Salmonella biggest food-borne threat to US

Salmonella biggest food-borne threat to US

Salmonella infection has risen 10 percent over the past 15 years, while several types of food-borne illness have been falling, Xinhua reported citing an agency statement.

Infection from E. coli O157 - the strain of most concern in the US - has dropped almost by half and the rates of six other food-borne infections have gone down by 23 percent, the centre said.

"There are about 50 million people each year who become sick from food in the US. That's about one in six Americans," centre director Thomas R. Frieden said.

The centre attributed the reduction in infection from E. coli O157 to better detection and investigation of outbreaks, cleaner slaughterhouse methods, better testing of ground beef and improved inspection of beef processing plants.

Other food-borne illnesses that fell in incidence over the same period include those caused by the campylobacter, listeria, vibrio and yersinia pathogens.
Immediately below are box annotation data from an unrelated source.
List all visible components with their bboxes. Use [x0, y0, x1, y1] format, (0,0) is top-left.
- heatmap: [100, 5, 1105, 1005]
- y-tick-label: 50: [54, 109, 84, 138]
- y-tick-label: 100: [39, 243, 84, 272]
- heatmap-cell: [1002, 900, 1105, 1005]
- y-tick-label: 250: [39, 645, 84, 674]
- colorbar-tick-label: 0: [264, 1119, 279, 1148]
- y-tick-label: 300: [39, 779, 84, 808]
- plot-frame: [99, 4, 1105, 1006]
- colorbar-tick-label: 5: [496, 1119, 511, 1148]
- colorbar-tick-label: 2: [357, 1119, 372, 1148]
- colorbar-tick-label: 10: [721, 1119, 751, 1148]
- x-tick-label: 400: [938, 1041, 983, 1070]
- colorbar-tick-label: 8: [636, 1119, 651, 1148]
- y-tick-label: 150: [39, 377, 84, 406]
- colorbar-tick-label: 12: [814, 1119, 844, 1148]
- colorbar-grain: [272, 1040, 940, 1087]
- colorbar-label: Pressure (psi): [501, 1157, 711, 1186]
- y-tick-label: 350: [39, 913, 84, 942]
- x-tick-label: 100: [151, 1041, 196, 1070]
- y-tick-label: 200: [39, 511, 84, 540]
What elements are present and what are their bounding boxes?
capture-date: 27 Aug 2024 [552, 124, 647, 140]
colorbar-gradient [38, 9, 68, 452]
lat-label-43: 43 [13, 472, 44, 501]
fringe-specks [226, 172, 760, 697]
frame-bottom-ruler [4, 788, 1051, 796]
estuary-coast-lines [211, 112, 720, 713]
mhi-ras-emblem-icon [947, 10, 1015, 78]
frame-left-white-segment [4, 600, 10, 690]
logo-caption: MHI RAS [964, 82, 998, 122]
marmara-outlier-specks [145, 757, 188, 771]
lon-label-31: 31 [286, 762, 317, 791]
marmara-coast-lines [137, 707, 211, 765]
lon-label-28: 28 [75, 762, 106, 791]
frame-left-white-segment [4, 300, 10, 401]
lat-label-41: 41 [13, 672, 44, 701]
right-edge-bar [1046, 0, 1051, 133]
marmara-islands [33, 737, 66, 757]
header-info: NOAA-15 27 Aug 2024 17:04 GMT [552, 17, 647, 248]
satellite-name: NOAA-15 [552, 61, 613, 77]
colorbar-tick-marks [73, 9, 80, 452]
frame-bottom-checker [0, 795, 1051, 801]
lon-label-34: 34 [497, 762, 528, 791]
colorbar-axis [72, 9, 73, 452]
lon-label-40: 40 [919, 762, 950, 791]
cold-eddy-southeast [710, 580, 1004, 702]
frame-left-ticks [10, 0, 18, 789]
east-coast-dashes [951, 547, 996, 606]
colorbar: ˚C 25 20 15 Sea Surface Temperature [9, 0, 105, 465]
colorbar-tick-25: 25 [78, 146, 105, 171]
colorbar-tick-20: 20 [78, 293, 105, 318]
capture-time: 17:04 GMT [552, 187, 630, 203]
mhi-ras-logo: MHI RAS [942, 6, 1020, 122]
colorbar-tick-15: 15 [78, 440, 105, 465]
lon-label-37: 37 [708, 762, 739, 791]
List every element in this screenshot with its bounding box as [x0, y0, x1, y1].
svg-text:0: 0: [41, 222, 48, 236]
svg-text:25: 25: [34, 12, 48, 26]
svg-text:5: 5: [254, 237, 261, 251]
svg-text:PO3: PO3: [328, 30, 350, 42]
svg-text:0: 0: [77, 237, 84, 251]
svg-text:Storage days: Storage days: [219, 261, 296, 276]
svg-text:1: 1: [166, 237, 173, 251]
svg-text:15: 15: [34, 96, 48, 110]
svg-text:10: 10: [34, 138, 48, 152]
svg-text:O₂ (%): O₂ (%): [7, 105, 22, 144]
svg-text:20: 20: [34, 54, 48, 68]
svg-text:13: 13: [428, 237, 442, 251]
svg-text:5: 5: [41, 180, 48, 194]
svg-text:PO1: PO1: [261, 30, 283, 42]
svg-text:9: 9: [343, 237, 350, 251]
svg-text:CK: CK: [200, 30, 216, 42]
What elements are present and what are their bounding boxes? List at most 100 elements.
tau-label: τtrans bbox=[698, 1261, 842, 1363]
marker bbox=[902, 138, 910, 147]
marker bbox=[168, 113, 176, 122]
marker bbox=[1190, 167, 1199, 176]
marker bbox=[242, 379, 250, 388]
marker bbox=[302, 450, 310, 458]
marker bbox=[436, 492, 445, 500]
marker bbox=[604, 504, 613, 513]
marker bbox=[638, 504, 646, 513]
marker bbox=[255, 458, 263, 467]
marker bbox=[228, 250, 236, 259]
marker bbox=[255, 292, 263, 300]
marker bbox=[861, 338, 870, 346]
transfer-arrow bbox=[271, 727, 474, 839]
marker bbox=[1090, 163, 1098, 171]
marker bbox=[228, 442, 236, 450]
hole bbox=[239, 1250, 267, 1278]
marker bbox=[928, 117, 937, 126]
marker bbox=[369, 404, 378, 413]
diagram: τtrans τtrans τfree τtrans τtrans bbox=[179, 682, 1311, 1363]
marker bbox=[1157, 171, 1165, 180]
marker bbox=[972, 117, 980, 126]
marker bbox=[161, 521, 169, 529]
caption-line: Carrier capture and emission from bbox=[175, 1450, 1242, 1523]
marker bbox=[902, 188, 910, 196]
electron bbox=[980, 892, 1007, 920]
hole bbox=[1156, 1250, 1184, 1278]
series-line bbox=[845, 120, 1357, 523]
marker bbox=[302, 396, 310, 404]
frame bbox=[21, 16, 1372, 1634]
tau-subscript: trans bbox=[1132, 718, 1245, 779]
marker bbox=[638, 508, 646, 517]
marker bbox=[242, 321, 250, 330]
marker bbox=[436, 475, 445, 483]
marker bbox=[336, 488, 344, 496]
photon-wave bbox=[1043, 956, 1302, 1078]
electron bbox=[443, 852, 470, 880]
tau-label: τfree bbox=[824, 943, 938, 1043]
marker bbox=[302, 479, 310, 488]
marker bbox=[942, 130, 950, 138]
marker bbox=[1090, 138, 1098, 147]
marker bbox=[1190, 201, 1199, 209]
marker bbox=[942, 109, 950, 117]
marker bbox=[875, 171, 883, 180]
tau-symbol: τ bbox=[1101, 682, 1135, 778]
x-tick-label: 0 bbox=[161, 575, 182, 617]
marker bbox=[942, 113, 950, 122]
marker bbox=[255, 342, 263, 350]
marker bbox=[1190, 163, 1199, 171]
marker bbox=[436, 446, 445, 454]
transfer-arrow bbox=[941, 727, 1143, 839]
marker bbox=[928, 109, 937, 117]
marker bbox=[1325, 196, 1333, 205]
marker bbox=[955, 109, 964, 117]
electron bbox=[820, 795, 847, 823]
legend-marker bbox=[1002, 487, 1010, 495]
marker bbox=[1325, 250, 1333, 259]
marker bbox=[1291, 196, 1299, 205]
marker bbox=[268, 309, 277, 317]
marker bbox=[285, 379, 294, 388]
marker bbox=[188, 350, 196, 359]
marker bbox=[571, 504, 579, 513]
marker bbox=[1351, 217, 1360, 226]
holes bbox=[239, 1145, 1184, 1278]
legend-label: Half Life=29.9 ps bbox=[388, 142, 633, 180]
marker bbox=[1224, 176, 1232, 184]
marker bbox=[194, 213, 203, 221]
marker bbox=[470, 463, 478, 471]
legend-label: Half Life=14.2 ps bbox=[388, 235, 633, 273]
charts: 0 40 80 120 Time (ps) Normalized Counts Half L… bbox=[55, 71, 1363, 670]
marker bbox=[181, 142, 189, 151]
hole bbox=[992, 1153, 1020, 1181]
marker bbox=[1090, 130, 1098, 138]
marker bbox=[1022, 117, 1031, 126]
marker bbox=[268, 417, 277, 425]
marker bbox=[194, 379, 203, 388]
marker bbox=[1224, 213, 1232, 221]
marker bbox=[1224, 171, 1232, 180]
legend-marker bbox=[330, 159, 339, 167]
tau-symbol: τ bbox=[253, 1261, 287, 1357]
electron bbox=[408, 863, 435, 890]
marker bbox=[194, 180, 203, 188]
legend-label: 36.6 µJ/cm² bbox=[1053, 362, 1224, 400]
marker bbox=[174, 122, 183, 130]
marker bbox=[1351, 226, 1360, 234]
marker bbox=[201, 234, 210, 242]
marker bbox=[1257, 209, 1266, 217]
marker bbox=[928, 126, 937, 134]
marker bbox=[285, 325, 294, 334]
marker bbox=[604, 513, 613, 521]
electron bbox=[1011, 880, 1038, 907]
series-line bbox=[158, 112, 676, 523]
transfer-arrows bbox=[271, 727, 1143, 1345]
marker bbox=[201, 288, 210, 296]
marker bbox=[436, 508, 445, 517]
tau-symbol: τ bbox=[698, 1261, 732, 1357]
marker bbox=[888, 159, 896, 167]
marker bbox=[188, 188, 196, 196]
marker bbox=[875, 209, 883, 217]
Salmonella infection in humans is usually contracted from sources like poultry, pork, beef, eggs and milk when not prepared, handled, or refrigerated properly.

Most people infected with Salmonella develop diarrhoea, fever, vomiting, and abdominal cramps. In severe cases, the infection may spread from the intestines to the blood stream, and can cause death unless the person is treated promptly with antibiotics.